LNB (Low Noise Block)

(For assembly instructions.) Attached to the feed is the LNB (low noise amplifier block downconverer); you will see a probe (post) inside the LNB throat and this probes receives the mechanically vibrating microwaves and converts it into electrical energy to be passed the LNB circuitry then on through the cable to the satellite receiver. Additional to accepting the signal from the feed, the function of the LNB is to both immediately amplify the weak satellite signals from space (received by the dish and passed through the feedhorn probe as gigahertz - a billion cycles per second) and to convert them to an intermediate frequency (megahertz - a million cycles per second) that can be used to travel efficiently thru the coaxial cable attached to the LNB at one end and to the satellite receiver at the other end. Summarizing, satellite frequencies are in the gigahertz (GHz) range and the LNB downconverter output is in the megahertz (MHz) range (the industry standard is to downconvert to the 950-1450MHz range though proprietary systems will use a different downconvert range); inside the satellite receiver, the signal is again downconverted and this time to the frequency range acceptable by your television. Note the downconverted frequencies are in a range, i.e. block, thus the term 'block downconverter'.

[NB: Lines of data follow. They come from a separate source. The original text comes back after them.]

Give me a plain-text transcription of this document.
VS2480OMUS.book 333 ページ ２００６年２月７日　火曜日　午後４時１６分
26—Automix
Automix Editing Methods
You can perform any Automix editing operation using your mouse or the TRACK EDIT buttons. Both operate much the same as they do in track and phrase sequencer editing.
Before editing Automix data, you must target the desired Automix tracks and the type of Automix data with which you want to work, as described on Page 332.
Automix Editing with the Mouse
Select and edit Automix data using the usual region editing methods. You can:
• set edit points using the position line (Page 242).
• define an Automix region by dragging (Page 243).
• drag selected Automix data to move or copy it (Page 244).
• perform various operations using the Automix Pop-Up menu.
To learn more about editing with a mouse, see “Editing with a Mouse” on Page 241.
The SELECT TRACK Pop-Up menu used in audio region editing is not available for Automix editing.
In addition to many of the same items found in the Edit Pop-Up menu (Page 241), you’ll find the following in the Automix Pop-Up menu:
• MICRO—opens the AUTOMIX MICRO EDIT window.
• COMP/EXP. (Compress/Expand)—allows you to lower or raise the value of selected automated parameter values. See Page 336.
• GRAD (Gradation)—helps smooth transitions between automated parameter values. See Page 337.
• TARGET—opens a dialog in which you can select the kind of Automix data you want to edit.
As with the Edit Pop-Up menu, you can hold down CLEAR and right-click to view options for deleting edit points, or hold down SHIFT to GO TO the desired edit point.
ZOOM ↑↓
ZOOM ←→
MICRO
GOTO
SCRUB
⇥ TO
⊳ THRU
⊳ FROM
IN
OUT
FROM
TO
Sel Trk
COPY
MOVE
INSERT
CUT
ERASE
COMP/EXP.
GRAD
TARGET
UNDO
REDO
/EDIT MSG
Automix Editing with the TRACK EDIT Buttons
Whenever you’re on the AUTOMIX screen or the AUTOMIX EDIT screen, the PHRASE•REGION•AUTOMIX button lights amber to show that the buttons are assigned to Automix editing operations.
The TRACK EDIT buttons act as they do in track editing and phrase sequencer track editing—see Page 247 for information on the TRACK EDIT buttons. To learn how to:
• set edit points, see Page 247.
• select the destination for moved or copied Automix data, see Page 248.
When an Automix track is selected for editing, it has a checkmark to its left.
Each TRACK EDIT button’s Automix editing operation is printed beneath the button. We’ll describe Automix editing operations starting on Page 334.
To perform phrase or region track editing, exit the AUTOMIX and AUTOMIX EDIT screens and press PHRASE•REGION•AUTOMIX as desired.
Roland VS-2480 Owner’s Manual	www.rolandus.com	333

 With a block downconverter, for a twenty-four channel satellite, i.e. twelve transponders, for example, the output of the downconverter contains the information for either the twelve horizontal or the twelve vertical (or RHCP/LHCP) transponders depending on which polarity is being accepted by the feedhorn. Because all twelve channels (in this example of a twelve tranponder satellite) are being carried into the house at one time it is possible to connect multiple satellite receivers to the same satellite dish each with the capability to tune a different channel (a dual feed is used to bring both banks of transponder polarities into the house
at the same time when multiple receivers are desired). Block downconversion allows independent channel selection from multiple TV's (each fitted with its own satellite receiver) though, of course, they have to watch the same satellite at the same time. The LNB coaxial cable is typically a 75ohm, RG-6 coaxial cable though for longer travel distances, over several hundred feet, a larger size cable, RG-11, is used because frequencies will attenuate (loose strength) over distance and the object is to deliver a strong signal to the receiver.
LNBs are rated in noise temperature - the lower the number the better. Noise temperature is a value that indicates the unavoidable, inherent level of background atomic (molecular) motion in an object and this inherent noise (called ambient noise) is in the microwave frequency range. The lower the noise figure, the less ambient noise an LNB injects into the received signal; the lower noise rating of an LNB, the weaker signals it can effectively process. For C-band satellite signals, the noise figure is in degrees kelvin; a value of 25 or lower is today's industry standard. For Ku-band signals, the noise figure is in dB; a value of 1.0 or lower is today's industry standard with 0.7s being very commonly available.. An important fact to remember,
natural molecular motion within all matter generates random noise and this random noise 'infiltrates' communication signals so that a received signal must be strong enough to override (rise above) the noise floor created by natural molecular motion. Therefore, the lower noise figure an LNB is rated the weaker satellite signals it can process and thusly the smaller diameter satellite dish it can accomodate. Modern LNB design and circuit technology advancements have lowered the noise figure values of today's LNBs considerably from the early days of the industry so by applying the lowest rated LNB to your system, the better signal processing you will receive and the smaller dish you will need.